Willy did not at all understand that; he saw them spreading out a large sheet—but a sheet was neither a horse to pull the boat on, nor wheels for the steam to push on. So he expressed his wonder to his Mother. "A sheet, Mamma! why that is only to lay on beds, it can never make us go on faster." However, when the sheet was spread out, Willy saw that the wind blew against it, and made it hollow on one side, and bulge out on the other. "The wind pushes the sail," said he.

"Yes," replied she; "but it is tied to the mast, so the wind cannot blow it away."

"No," replied Willy; "but the wind trying to blow it away pushes the steam-boat on."

It does so, and now that the steam pushes the wheels round, and the wind pushes the sail on, we shall go on faster than ever."

"Only see how fast we go!" exclaimed Willy.
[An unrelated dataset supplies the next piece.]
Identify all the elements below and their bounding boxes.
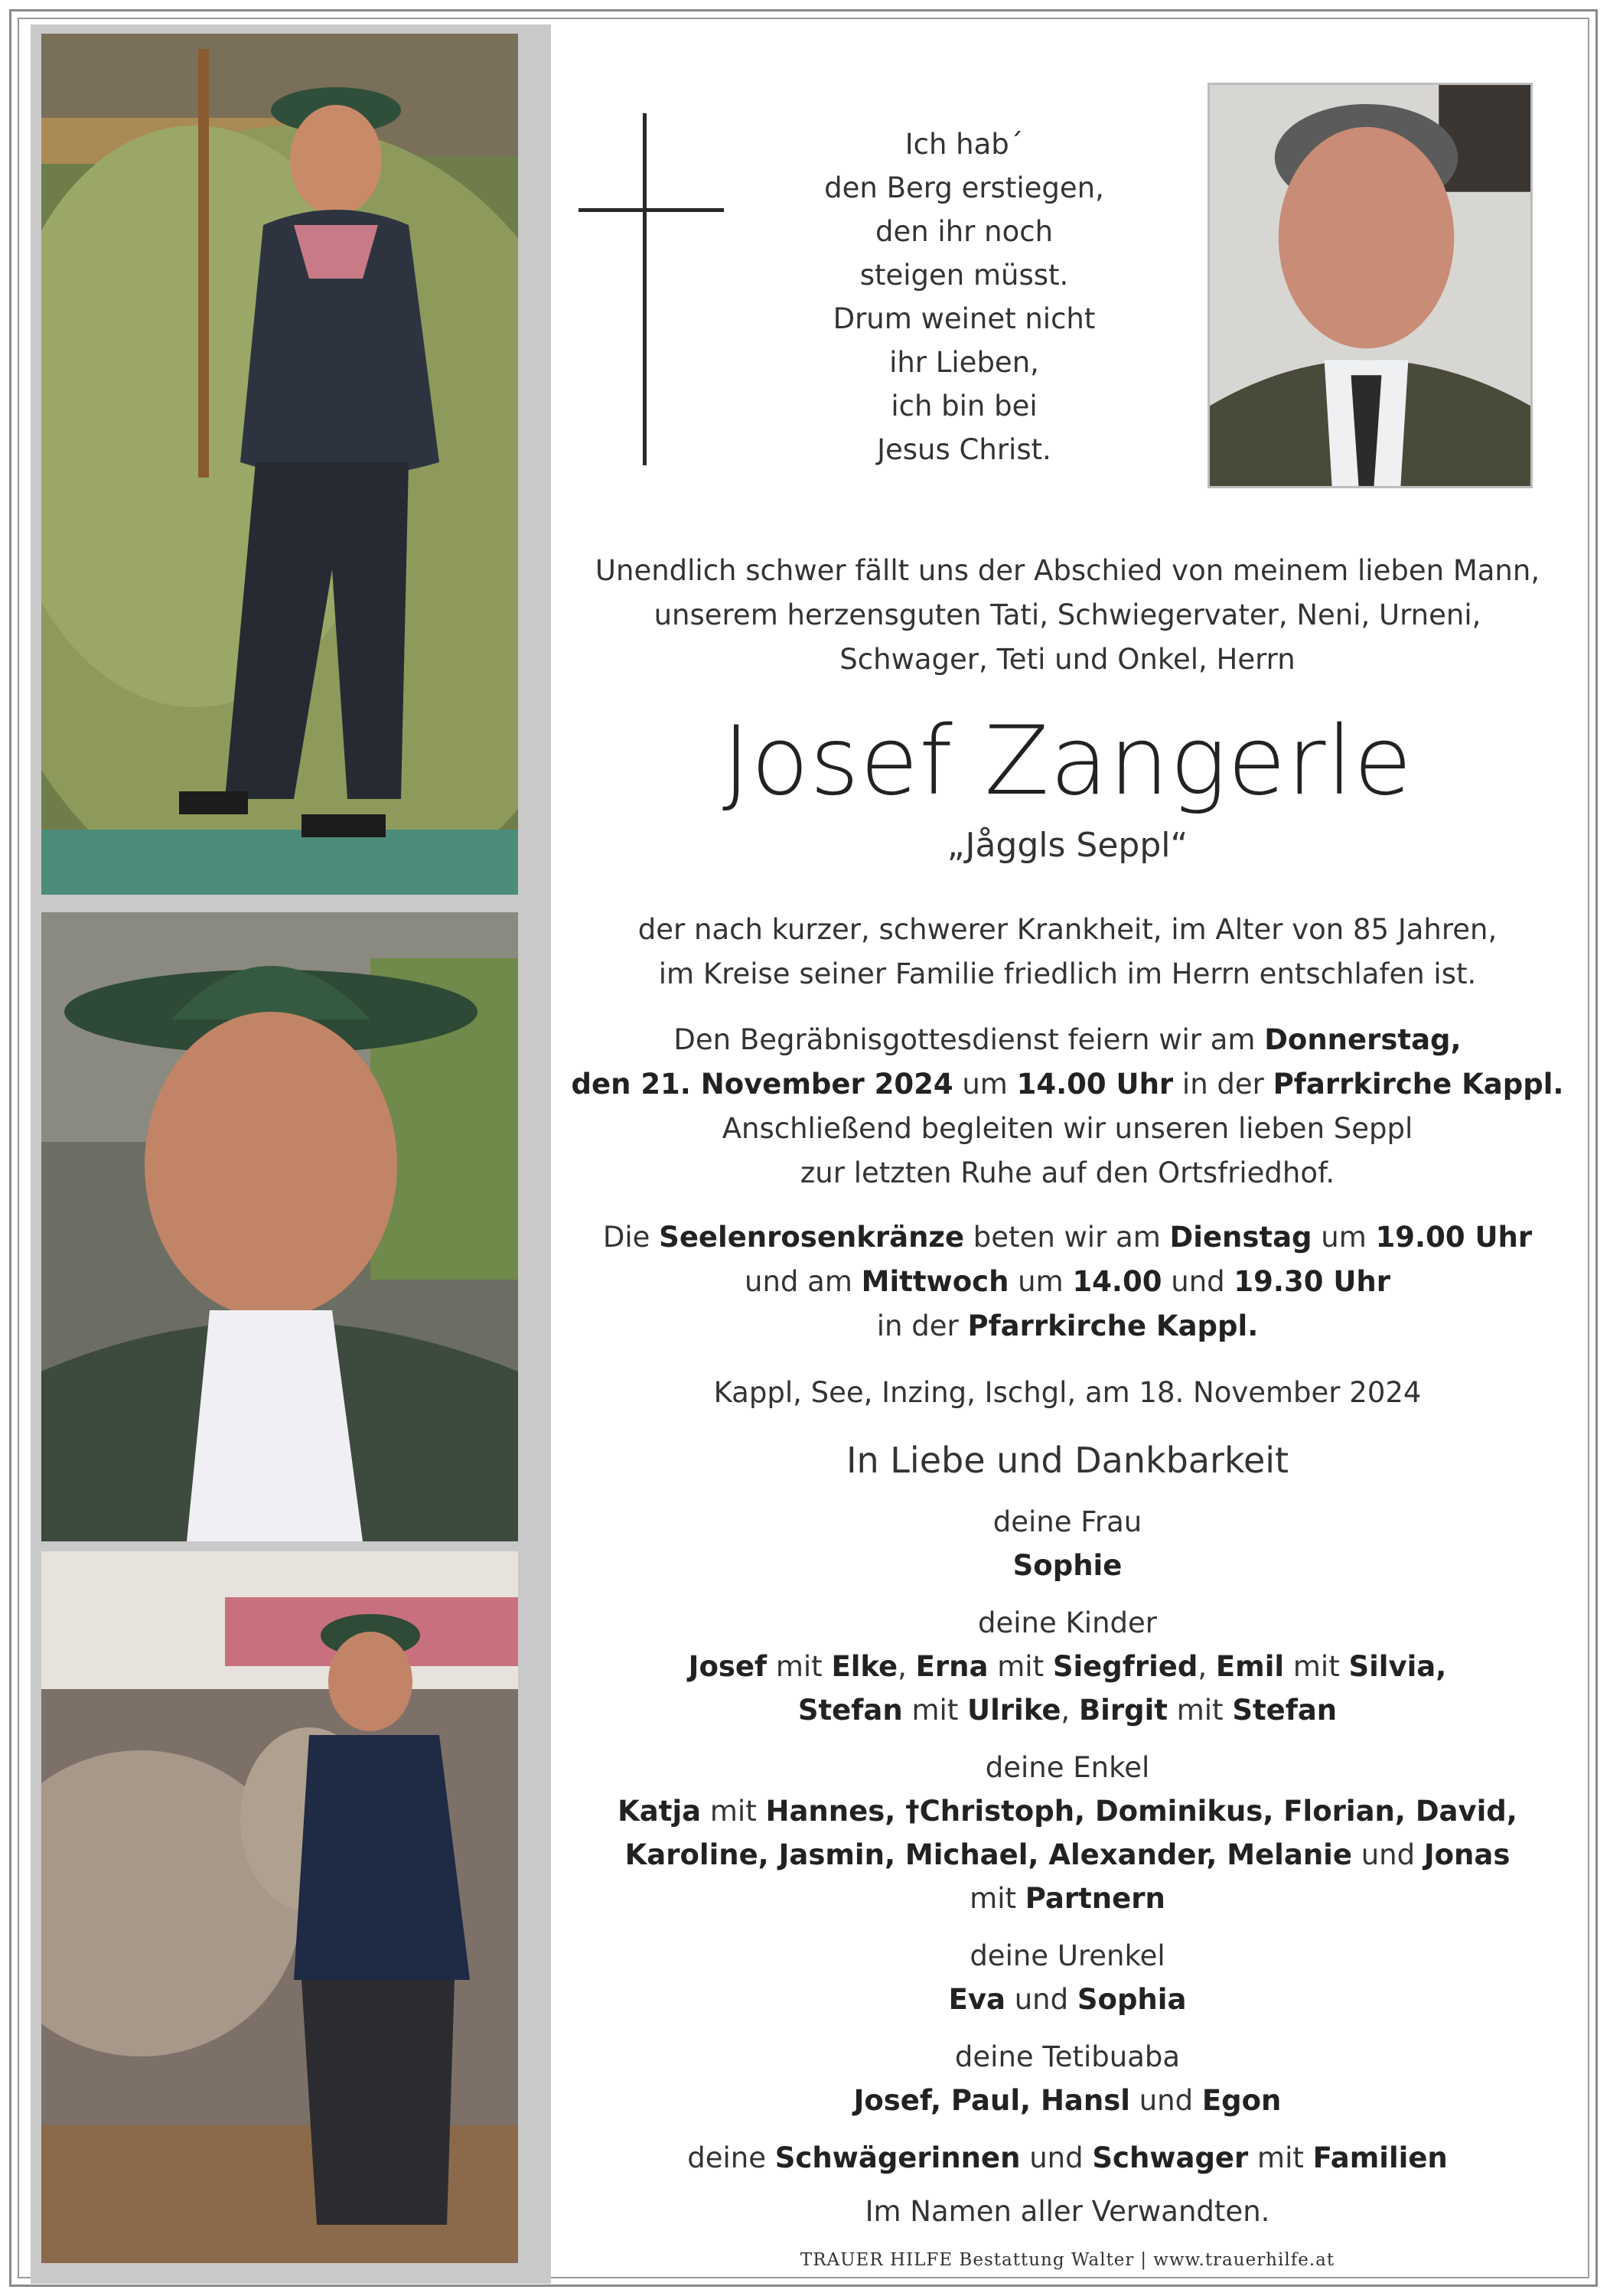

They went so fast that they soon came in sight of his Uncle's house. They saw him walking on the lawn before his house by the river side, watching the arrival of the steam-boat; and as soon as he perceived it, he stepped into a small boat and was rowed up to the steam-boat. "Oh, there he is! there is Uncle William!" cried Willy, and he jumped for joy. In a few minutes, the rowing boat reached the steam-boat, and Uncle William opened his arms to catch Willy as he leaped into his boat.